18. The tangible, non-transitory computer-readable medium of claim 17, wherein the instructions, when executed by the one or more processors, further cause the one or more processors to:

rank the set of similarities based upon the generated set of similarity scores;

sort the set of similarities based upon the ranking of the set of similarities; and

present a portion of the sorted set of similarities to the client device.

19. The tangible, non-transitory computer-readable medium of claim 18, wherein the executable instructions, when executed by the one or more processors, further cause the one or more processors to:

estimate a degree of uncertainty of the set of similarity scores; and

adjust one or more of (i) the first developed machine learning model or (ii) the second developed machine learning model based on (a) the set of similarity scores and (b) the estimated degree of uncertainty to minimize the degree of uncertainty of the set of similarity scores.

20. The tangible, non-transitory computer-readable medium of claim 17, wherein:

the one or more sets of patient data includes one or more subsets segmented by patient and each segmented subset includes a timeline of one or more clinical events.
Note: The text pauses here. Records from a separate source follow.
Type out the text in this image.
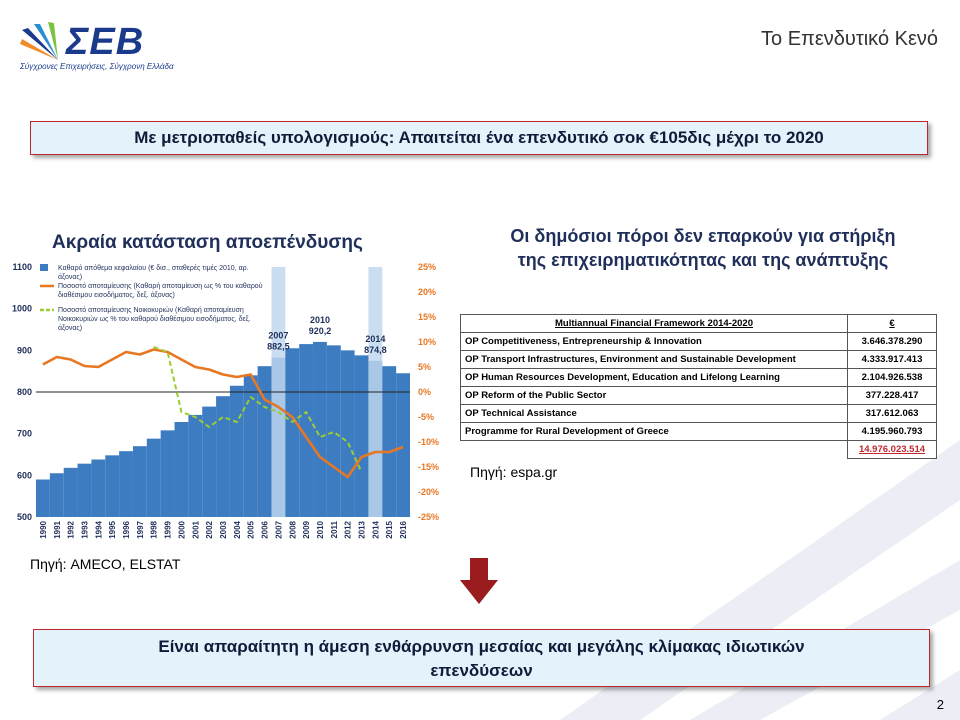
ΣΕΒ
Σύγχρονες Επιχειρήσεις, Σύγχρονη Ελλάδα
Το Επενδυτικό Κενό
Με μετριοπαθείς υπολογισμούς: Απαιτείται ένα επενδυτικό σοκ €105δις μέχρι το 2020
Ακραία κατάσταση αποεπένδυσης
1100
1000
900
800
700
600
500
25%
20%
15%
10%
5%
0%
-5%
-10%
-15%
-20%
-25%
2007
882,5
2010
920,2
2014
874,8
1990 1991 1992 1993 1994 1995 1996 1997 1998 1999 2000 2001 2002 2003 2004 2005 2006 2007 2008 2009 2010 2011 2012 2013 2014 2015 2016
Καθαρό απόθεμα κεφαλαίου (€ δισ., σταθερές τιμές 2010, αρ. άξονας)
Ποσοστό αποταμίευσης (Καθαρή αποταμίευση ως % του καθαρού διαθέσιμου εισοδήματος, δεξ. άξονας)
Ποσοστό αποταμίευσης Νοικοκυριών (Καθαρή αποταμίευση Νοικοκυριών ως % του καθαρού διαθέσιμου εισοδήματος, δεξ. άξονας)
Πηγή: AMECO, ELSTAT
Οι δημόσιοι πόροι δεν επαρκούν για στήριξη
της επιχειρηματικότητας και της ανάπτυξης
Multiannual Financial Framework 2014-2020	€
OP Competitiveness, Entrepreneurship & Innovation	3.646.378.290
OP Transport Infrastructures, Environment and Sustainable Development	4.333.917.413
OP Human Resources Development, Education and Lifelong Learning	2.104.926.538
OP Reform of the Public Sector	377.228.417
OP Technical Assistance	317.612.063
Programme for Rural Development of Greece	4.195.960.793
	14.976.023.514
Πηγή: espa.gr
Είναι απαραίτητη η άμεση ενθάρρυνση μεσαίας και μεγάλης κλίμακας ιδιωτικών
επενδύσεων
2
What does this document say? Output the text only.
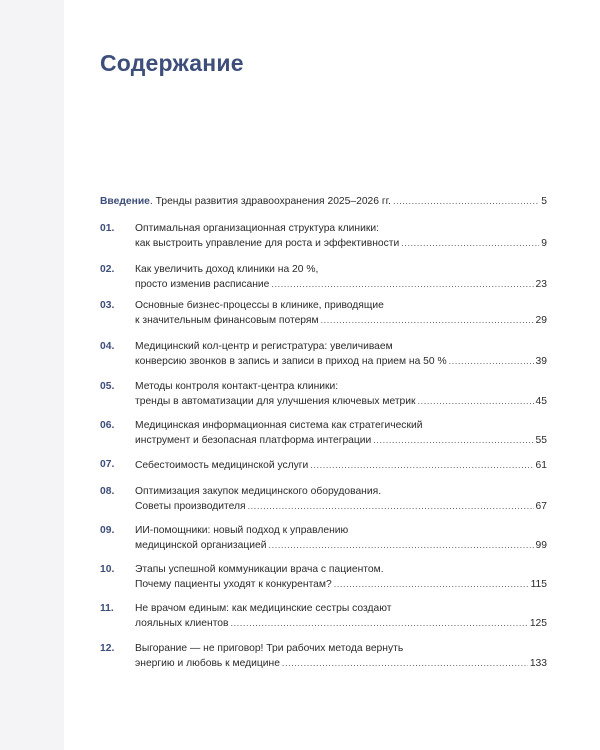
Содержание
Введение. Тренды развития здравоохранения 2025–2026 гг. .....	5
01. Оптимальная организационная структура клиники:
как выстроить управление для роста и эффективности .....	9
02. Как увеличить доход клиники на 20 %,
просто изменив расписание .....	23
03. Основные бизнес-процессы в клинике, приводящие
к значительным финансовым потерям .....	29
04. Медицинский кол-центр и регистратура: увеличиваем
конверсию звонков в запись и записи в приход на прием на 50 % .....	39
05. Методы контроля контакт-центра клиники:
тренды в автоматизации для улучшения ключевых метрик .....	45
06. Медицинская информационная система как стратегический
инструмент и безопасная платформа интеграции .....	55
07. Себестоимость медицинской услуги .....	61
08. Оптимизация закупок медицинского оборудования.
Советы производителя .....	67
09. ИИ-помощники: новый подход к управлению
медицинской организацией .....	99
10. Этапы успешной коммуникации врача с пациентом.
Почему пациенты уходят к конкурентам? .....	115
11. Не врачом единым: как медицинские сестры создают
лояльных клиентов .....	125
12. Выгорание — не приговор! Три рабочих метода вернуть
энергию и любовь к медицине .....	133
21. The tangible, non-transitory computer-readable medium of claim 17, wherein:

the one or more clinical events include one or more maladies diagnosed on each patient, one or more pharmaceuticals prescribed to each patient, one or more procedures performed on each patient, or one or more tests performed on each patient.

22. The tangible, non-transitory computer-readable medium of claim 17, wherein:

the set of clinical event representations includes one or more determined dimensions for the one or more clinical events.

23. The tangible, non-transitory computer-readable medium of claim 17, wherein:

wherein the one or more sets of similarities include a determined similarity value of each clinical event in the set of clinical event representations across each other clinical event in the set of clinical event representations.

24. The tangible, non-transitory computer-readable medium of claim 22, wherein:

the one or more determined dimensions of the set of clinical event representations are generated via dimensionality reduction or representation learning, and

wherein executable instructions that, when executed by the one or more processors, further cause the one or more processors to: receive, by the one or more processors, data related to a particular pharmaceutical, treatment, and/or procedure in development, wherein at least one of (i) the first developed machine learning model or (ii) the second developed machine learning model is applied to the data.